Grow Your Own

by Treehouse Editors

Peter Amos

“Hey’all got’dem garden-maters?”​  The sun sank and his wind-cut chin followed the line of my finger to a table full of Better Boys, Beefsteaks, and Lifters heaped in shoddy pyramids on plastic trays.

Hours ago I threw the wheel of a rusty Chevy and lurched off Montford Rd in a cloud of rusty dust. Jimmy looked up from a low, bushy mass of cucumber tendrils and grimaced as I parked the truck alongside an unruly forsythia bush.

Stakes over my bare shoulder, hammer in hand, I waded into the rows. Sun scorched my back and sandpaper stems scraped hot pink lines over my dirty arms. I lifted the hammer high and brought it down with a thud. Again and again, metal drove bleached wood deep into the mulch where thistles gathered in bunches.

Twine crisscrossed the row, one stake to the next, searing a line into the crook of my neck as I tugged. I smeared wet clay on my face, embraced three sticky tomato vines, and lifted the fruit clear of the fetid puddles on the ground. I yanked the coarse string tight, wringing a drop of blood, and the plants jerked to attention.

In the next field, Jimmy walked with an armload of tiny light green plants; three or four leaves each and a curl from the sun. We’d cover them from the heat and weed ceaselessly in the coming weeks. By September we’d be dragging twine again, bent double in the sweltering air.

We slowly filled dusty black crates, plucking green fruit from the vine at the first hint of color. Smart shoppers buy that way, ripen three or four in a brown bag on a window sill, and eat when they’re ripe. Sliced thick with salt and pepper on white bread. With the flat-bed loaded, we bounced onto the pavement and drove carefully back to town. Jimmy leaned out the open window and grinned a watermelon slice in the highway air. We were scarred by sun, bloodied by thistles, and covered in mud with two hundred pounds of produce in tow. The only way to be.

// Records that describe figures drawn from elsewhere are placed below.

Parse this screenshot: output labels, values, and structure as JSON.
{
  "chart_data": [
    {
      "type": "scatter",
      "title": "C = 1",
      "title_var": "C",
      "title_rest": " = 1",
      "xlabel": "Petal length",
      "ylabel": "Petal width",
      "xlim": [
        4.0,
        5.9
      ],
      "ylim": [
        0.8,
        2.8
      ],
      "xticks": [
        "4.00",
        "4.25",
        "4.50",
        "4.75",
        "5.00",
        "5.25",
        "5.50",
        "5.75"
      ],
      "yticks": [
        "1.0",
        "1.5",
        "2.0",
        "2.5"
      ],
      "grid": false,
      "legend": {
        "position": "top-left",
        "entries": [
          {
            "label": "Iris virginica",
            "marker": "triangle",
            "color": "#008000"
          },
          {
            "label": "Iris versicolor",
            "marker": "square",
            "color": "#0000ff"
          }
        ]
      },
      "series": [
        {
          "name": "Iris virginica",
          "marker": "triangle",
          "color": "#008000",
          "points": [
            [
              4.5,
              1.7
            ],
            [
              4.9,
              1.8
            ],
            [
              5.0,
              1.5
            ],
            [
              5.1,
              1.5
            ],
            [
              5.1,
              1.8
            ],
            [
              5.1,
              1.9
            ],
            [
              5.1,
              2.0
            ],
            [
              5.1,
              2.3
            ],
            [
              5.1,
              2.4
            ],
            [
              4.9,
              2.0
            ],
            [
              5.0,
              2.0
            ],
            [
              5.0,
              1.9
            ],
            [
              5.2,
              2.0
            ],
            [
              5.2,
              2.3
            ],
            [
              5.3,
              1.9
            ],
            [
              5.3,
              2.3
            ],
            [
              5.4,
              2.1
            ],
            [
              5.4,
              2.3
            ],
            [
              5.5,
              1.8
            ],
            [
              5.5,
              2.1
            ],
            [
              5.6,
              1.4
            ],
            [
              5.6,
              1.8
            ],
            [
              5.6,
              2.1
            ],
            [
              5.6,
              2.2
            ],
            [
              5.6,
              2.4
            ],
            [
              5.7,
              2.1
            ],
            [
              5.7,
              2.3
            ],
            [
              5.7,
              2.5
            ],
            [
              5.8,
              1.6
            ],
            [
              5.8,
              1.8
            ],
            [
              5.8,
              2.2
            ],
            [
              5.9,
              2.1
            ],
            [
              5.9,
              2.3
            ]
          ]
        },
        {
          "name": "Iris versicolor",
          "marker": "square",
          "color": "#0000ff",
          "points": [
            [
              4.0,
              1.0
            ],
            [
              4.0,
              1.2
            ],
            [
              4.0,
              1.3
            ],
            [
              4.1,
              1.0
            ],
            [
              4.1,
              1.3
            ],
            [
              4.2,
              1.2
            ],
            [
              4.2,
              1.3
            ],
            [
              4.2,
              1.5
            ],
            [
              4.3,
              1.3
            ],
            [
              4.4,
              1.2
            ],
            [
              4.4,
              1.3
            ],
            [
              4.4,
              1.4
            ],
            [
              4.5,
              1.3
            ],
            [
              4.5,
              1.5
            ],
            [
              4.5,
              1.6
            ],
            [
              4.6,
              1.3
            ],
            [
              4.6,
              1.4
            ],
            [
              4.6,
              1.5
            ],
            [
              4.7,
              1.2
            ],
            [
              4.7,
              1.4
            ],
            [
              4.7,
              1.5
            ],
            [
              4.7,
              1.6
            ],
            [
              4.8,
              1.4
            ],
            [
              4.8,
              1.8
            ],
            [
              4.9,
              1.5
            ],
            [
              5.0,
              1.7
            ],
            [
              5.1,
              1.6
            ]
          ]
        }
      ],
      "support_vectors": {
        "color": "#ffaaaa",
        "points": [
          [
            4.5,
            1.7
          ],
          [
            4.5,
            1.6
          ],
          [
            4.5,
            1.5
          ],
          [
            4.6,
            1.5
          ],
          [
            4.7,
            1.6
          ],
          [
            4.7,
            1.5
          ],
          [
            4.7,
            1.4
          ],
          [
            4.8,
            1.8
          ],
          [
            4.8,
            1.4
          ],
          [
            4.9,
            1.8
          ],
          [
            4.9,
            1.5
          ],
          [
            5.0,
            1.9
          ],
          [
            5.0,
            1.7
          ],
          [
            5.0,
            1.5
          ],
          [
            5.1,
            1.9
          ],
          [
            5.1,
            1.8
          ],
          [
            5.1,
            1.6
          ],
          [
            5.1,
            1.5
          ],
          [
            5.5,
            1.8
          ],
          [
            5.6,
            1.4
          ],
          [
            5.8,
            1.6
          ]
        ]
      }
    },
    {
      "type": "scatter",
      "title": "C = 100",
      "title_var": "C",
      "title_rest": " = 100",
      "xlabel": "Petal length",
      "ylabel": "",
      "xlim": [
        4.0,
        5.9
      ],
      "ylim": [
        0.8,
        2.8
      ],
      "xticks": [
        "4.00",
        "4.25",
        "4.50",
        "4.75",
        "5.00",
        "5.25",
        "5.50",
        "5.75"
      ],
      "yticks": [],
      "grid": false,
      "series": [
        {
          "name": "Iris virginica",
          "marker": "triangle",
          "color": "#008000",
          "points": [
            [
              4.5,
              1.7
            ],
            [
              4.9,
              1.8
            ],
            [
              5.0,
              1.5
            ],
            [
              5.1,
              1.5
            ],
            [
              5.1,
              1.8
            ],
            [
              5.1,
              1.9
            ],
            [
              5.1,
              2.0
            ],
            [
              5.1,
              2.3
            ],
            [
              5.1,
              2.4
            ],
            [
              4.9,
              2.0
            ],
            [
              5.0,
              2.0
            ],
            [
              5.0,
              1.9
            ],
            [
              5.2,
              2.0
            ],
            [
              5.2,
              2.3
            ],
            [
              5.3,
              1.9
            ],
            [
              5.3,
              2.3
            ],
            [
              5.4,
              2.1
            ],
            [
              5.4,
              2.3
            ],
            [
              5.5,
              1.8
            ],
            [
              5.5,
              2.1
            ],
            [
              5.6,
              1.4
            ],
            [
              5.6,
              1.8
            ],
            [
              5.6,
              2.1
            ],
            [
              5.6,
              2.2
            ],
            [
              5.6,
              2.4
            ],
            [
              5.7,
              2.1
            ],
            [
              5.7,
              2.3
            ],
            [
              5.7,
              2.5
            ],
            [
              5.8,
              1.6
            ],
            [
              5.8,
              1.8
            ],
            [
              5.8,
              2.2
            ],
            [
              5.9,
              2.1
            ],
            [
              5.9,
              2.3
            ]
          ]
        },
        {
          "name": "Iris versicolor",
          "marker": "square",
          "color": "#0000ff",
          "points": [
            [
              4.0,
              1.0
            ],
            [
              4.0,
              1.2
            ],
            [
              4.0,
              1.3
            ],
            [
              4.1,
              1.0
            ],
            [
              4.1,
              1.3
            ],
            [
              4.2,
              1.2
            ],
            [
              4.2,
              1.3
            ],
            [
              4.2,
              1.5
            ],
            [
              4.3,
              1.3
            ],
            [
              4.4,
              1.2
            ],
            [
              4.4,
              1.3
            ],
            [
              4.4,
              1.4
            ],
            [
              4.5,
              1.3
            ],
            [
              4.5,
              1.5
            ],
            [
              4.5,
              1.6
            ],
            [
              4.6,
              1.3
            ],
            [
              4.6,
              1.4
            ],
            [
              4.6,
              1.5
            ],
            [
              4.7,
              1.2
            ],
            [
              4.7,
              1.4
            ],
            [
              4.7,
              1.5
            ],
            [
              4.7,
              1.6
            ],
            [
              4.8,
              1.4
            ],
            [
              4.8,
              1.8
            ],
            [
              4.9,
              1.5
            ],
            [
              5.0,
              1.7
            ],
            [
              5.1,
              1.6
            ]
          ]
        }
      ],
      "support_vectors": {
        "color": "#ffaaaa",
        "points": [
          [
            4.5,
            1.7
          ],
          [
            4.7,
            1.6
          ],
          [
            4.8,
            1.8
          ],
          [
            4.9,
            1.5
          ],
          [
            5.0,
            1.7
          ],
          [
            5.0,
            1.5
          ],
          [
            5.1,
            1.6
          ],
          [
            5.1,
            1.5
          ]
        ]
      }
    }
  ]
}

The heat rose off the blacktop in waves, blurring the potted verbena and delicate vinca that wilted in the soggy air. I rested one hand on my hip and the other on the side of the dusty table in the tangerine light of the sinking sun. He evaluated the day’s haul, holding each fruit close to his scornful eye.

“Ya’ll pick ‘em too early.”​ He spat through a mouthful of dip.

I rolled my eyes from behind the ancient register. Good thing Jimmy left for the day.

His nose pointed and brow arched as he inspected a limey pink variegated Better Boy in the shade of the tent.

“​2.49 a pound? Shit boy, ya’ll robbin’ me.”


Peter Amos is a native of rural Virginia. The son of an English teacher and a librarian, he studied music in college and moved to New York where he works, performs, and writes. His work has appeared or is forthcoming in Brevity, The Museum of Americana, Bitter Southerner, and others.